I have been fashion illustrating professionally for over 10 years now. I knew since I was about 14 years old that I wanted to do something in fashion. My mum worked in lingerie for thirty years and I was dragged to fashion parades since I was little, I've always loved it. Later on, I studied fine arts for two years and then I transferred into Fashion and Textile Design at TAFE. It was there that I focused on fashion illustration specifically.
What defines your artistic style? What are your “trademarks”?
[I draw] slimmer, warped figures, which has been traditional of fashion illustration since the 1940’s, when they were still drawing the Vogue covers. I tend to draw a black and white girl, not defining the skin colour or ethnicity. Everything else is colour, I bring the garments to life through colour.
I have copped a bit of flack for skinny girls and the fact that they are not specifically black or Asian. I do draw off these girls [models from different backgrounds] but I mix them together, eyes from someone and a nose from someone else, that they end up being non-definable. New York Fashion Week, with Aurelio Costarella in 2008, was the first time I experienced international models, they were out of this world. Their body shapes are so weird, I’m fascinated by them.
Aside from drawing, what other creative things are you interested in?
I love craft, as daggy as that is. I love making friendship bands and sewing little bags. My favourite store in the whole wide world is the Reject Store. [My husband] Chris jokes that for Christmas he’ll buy me $100 voucher from the $2 Shop, and I think that would be amazing! I love hand stitching and embroidery and doing that at night while relaxing is pure happiness.
What time of day is your best work created? Are you a morning person or a night owl?
I work best around lunchtime. I [check my] emails in the morning. Then around 10:30am I’ll bring the rabbits into the studio to keep me company and start working. I’ll have a quick break for lunch, which is usually in front of Dr Phil, or something terrible like that so I can switch off, and then go back in [to my studio] and hit it again until 5pm. Sometimes it’s straight painting, with maybe a few stops to update Instagram or social media things.
Can you tell me about your process? How do you create such beautiful work?
It all begins with finding a theme. I pick out the images I love from editorials, art, ancient jewellery and pin them onto a secret board on Pinterest. I sketch off seven to ten different sketches. I combine elements from everywhere, whether it’s a backstage girl shot, clothing, colour, or a single feature from a girl. There are usually three times the amount of sketches to finished pieces, which is just like fashion design.
Once I’ve worked out the composition and it’s how I like it, I use Abode Illustrator to figure out which size [canvas] is best for which sketch. Then I draw it onto the full sized canvas in charcoal.
Next I paint with acrylic and charcoal. At the last minute I go in using pastels and paint pens. [Once that’s done] I sign it and take it out the back to spray paint and seal it. I use speckled white and gold and a bit of red appears in this [exhibition] as well.
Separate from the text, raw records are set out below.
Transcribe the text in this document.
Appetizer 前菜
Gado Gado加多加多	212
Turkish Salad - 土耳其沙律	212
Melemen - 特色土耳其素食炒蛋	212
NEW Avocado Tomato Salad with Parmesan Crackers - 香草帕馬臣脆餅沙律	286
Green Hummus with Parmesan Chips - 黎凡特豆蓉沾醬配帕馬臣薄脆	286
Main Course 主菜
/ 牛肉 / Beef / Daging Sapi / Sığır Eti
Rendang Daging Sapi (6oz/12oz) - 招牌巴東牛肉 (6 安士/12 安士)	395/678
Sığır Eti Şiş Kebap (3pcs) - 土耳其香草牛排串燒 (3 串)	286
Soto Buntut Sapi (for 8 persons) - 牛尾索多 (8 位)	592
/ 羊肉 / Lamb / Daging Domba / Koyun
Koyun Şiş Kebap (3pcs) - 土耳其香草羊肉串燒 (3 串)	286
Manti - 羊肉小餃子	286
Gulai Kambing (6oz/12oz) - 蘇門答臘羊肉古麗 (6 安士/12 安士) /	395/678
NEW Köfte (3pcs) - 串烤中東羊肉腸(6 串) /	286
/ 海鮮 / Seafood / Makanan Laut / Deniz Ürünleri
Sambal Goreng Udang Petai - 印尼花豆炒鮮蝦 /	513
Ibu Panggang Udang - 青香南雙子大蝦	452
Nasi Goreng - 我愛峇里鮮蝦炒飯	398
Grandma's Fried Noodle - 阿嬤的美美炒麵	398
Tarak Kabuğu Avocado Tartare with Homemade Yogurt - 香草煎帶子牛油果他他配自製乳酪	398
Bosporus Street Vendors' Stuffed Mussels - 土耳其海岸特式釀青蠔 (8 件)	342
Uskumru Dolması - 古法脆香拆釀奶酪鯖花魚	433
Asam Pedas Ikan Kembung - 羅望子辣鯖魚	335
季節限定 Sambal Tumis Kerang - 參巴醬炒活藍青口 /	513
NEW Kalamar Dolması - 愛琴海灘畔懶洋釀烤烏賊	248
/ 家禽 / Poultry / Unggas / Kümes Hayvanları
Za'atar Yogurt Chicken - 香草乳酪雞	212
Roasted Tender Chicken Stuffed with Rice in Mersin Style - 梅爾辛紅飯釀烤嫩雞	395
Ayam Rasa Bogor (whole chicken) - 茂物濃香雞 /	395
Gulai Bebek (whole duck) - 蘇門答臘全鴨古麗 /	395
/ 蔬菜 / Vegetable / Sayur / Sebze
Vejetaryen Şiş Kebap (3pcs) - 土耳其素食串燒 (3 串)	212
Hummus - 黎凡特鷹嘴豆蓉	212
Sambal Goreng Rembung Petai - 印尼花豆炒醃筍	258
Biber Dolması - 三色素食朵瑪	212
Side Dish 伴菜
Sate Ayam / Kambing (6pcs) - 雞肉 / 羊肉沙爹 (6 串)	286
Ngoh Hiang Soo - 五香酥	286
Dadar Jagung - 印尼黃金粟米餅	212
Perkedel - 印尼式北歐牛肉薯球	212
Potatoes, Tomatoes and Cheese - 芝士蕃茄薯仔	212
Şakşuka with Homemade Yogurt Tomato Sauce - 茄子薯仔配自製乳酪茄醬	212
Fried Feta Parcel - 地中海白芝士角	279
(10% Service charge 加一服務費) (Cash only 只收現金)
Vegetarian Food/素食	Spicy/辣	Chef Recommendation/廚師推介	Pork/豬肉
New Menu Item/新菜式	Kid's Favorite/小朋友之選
I use the spray paint to make it textured and give it depth, otherwise the painting is too flat. The spray paint has a touch of gloss which adds dimension. Only the owner will appreciate these layers. If you’re the one to buy it and it lives in your home, these details are something special just for you.
Tell us about your new project 'Teen Queens' you have just completed.
‘Teen Queens’ is about a worldly queen. She's young and spiritual. I tried to steer clear of religious things like crosses and things like that but I find religion so fascinating. [As I painted] she turned from this spiritual, iconography girl into an occult figure. Sacred hearts and tarot began to seep into the paintings, I'm obsessed with tarot at the moment. My work usually centres on what I’m interested in and obsessed with. Luckily Gilmore Girls hasn’t crept in, maybe someday I’ll have an exhibition on that!
'Teen Queens' took me four months to finish. It is my first collection where I have had no outside influence. It was freeing to be able to do what I want but I always have to think about my customers. I know they love my girls with flowers in their hair, pretty sells well. The edgier pieces are harder to sell. However they do eventually go to a home that really suits them.
So what’s on your radar after this exhibition?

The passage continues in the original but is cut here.